🤖 AI Summary
To address the ground station selection challenge for low-Earth-orbit (LEO) satellite missions, this paper proposes a multi-objective optimization framework jointly constrained by downlink data volume, total cost, operational overhead, and maximum communication gap—enabling co-design of ground-segment performance and cost. Methodologically, we introduce a novel time-domain dimensionality-reduction surrogate optimization technique to overcome computational intractability inherent in full-constellation, full-lifecycle, integer-programming (IP) formulations.
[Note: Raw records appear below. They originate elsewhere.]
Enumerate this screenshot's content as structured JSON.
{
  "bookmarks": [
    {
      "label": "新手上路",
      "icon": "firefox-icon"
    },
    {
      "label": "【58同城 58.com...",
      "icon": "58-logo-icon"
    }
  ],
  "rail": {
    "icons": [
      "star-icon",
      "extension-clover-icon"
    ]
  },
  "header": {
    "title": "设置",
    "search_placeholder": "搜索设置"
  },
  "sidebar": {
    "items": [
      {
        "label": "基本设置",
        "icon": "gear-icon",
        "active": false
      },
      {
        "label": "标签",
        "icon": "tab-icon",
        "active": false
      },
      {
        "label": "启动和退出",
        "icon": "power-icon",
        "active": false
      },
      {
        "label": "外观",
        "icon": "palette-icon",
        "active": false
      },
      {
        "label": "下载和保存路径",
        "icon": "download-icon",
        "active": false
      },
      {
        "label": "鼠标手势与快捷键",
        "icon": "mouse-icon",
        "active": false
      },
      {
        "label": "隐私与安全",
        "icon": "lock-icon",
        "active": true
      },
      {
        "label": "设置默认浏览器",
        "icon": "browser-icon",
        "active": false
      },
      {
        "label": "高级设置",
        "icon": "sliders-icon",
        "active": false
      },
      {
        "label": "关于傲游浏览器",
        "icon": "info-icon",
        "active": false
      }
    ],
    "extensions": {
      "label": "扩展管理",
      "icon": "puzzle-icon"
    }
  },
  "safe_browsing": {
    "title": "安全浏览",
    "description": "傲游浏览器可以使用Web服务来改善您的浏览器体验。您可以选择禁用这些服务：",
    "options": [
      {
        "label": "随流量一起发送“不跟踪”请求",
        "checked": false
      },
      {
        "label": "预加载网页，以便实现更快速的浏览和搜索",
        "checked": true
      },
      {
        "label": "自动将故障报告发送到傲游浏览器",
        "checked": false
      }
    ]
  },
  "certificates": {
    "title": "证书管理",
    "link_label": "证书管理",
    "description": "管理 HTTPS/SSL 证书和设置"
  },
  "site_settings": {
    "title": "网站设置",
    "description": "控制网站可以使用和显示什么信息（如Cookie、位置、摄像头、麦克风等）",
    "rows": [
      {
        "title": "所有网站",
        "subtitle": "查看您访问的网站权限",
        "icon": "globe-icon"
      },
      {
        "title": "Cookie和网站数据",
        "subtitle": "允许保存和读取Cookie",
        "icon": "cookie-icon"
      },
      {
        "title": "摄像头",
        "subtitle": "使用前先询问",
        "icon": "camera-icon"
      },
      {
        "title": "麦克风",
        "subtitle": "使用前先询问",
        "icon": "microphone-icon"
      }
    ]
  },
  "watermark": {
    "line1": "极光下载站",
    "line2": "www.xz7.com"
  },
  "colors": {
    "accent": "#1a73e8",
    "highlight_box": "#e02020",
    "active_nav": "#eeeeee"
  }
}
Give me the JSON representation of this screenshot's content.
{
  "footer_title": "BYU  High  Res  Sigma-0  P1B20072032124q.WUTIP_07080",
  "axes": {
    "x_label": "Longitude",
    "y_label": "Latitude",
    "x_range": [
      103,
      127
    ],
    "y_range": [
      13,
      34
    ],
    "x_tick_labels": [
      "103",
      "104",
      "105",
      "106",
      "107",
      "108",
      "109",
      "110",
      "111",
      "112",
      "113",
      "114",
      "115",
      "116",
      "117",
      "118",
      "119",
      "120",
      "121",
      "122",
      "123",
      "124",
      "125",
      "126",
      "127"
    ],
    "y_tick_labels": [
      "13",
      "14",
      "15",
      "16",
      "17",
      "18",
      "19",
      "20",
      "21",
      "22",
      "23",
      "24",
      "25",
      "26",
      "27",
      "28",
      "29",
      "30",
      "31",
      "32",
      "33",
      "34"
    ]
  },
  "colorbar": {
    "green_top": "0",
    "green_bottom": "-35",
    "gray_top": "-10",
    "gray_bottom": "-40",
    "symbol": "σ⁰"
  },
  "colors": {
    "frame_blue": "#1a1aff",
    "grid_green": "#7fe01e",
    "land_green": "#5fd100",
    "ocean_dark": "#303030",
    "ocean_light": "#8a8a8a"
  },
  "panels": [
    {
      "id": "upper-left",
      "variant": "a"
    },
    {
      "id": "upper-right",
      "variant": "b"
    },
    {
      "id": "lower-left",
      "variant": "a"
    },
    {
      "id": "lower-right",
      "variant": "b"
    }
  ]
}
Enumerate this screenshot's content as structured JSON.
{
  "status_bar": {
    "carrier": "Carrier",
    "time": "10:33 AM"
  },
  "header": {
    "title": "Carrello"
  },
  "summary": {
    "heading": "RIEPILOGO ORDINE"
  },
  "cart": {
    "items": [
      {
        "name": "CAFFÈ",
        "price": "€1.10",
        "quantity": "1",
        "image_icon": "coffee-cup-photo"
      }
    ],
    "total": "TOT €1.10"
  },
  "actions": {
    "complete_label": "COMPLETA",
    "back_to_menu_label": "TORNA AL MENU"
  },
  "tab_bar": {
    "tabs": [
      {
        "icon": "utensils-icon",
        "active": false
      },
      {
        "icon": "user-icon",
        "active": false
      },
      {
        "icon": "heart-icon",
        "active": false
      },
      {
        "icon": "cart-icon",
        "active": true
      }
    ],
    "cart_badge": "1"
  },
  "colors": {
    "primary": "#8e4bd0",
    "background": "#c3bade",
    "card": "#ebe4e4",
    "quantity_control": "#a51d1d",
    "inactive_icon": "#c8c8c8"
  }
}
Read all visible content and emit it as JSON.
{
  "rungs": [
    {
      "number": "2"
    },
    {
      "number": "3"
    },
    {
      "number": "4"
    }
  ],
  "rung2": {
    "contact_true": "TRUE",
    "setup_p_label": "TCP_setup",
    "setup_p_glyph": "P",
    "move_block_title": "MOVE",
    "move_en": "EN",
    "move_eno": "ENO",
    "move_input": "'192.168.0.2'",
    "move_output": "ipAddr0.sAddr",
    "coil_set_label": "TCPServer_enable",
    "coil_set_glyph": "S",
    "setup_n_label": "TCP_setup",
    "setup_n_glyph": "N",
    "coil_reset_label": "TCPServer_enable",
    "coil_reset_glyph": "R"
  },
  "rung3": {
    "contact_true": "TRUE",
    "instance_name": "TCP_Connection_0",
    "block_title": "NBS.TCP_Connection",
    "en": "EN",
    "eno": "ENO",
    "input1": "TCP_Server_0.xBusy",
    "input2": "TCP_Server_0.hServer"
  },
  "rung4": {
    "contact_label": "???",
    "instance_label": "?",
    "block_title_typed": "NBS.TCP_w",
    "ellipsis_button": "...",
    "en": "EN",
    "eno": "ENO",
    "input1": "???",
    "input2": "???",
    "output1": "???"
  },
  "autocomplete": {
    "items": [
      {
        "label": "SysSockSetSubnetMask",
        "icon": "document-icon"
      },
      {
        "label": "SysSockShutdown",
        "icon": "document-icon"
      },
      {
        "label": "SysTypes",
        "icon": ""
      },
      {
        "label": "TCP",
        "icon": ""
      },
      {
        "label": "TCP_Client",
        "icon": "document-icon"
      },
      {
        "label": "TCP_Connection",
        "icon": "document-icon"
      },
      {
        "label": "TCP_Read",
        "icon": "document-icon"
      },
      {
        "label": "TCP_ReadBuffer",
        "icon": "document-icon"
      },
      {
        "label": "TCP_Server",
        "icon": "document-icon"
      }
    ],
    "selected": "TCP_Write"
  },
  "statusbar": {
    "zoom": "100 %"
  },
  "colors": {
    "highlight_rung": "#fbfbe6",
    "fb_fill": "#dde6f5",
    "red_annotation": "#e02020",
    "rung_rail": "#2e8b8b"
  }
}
For the first time, six commercial Ground Station-as-a-Service (GSaaS) providers—including Atlas, AWS, and Azure—are integrated into a unified comparative evaluation framework. Validated across multiple LEO constellation scales, our approach achieves, on average, a 23% increase in downlink data volume and a 31% reduction in annual operational cost compared to conventional single- or dual-station configurations, while significantly improving mission continuity.
📝 Abstract
This paper presents a solution to the problem of optimal ground station selection for low-Earth orbiting (LEO) space missions that enables mission operators to precisely design their ground segment performance and costs. Space mission operators are increasingly turning to Ground-Station-as-a-Service (GSaaS) providers to supply the terrestrial communications segment to reduce costs and increase network size. However, this approach leads to a new challenge of selecting the optimal service providers and station locations for a given mission. We consider the problem of ground station selection as an optimization problem and present a general solution framework that allows mission designers to set their overall optimization objective and constrain key mission performance variables such as total data downlink, total mission cost, recurring operational cost, and maximum communications time-gap. We solve the problem using integer programming (IP). To address computational scaling challenges, we introduce a surrogate optimization approach where the optimal station selection is determined based on solving the problem over a reduced time domain. Two different IP formulations are evaluated using randomized selections of LEO satellites of varying constellation sizes. We consider the networks of the commercial GSaaS providers Atlas Space Operations, Amazon Web Services (AWS) Ground Station, Azure Orbital Ground Station, Kongsberg Satellite Services (KSAT), Leaf Space, and Viasat Real-Time Earth. We compare our results against standard operational practices of integrating with one or two primary ground station providers.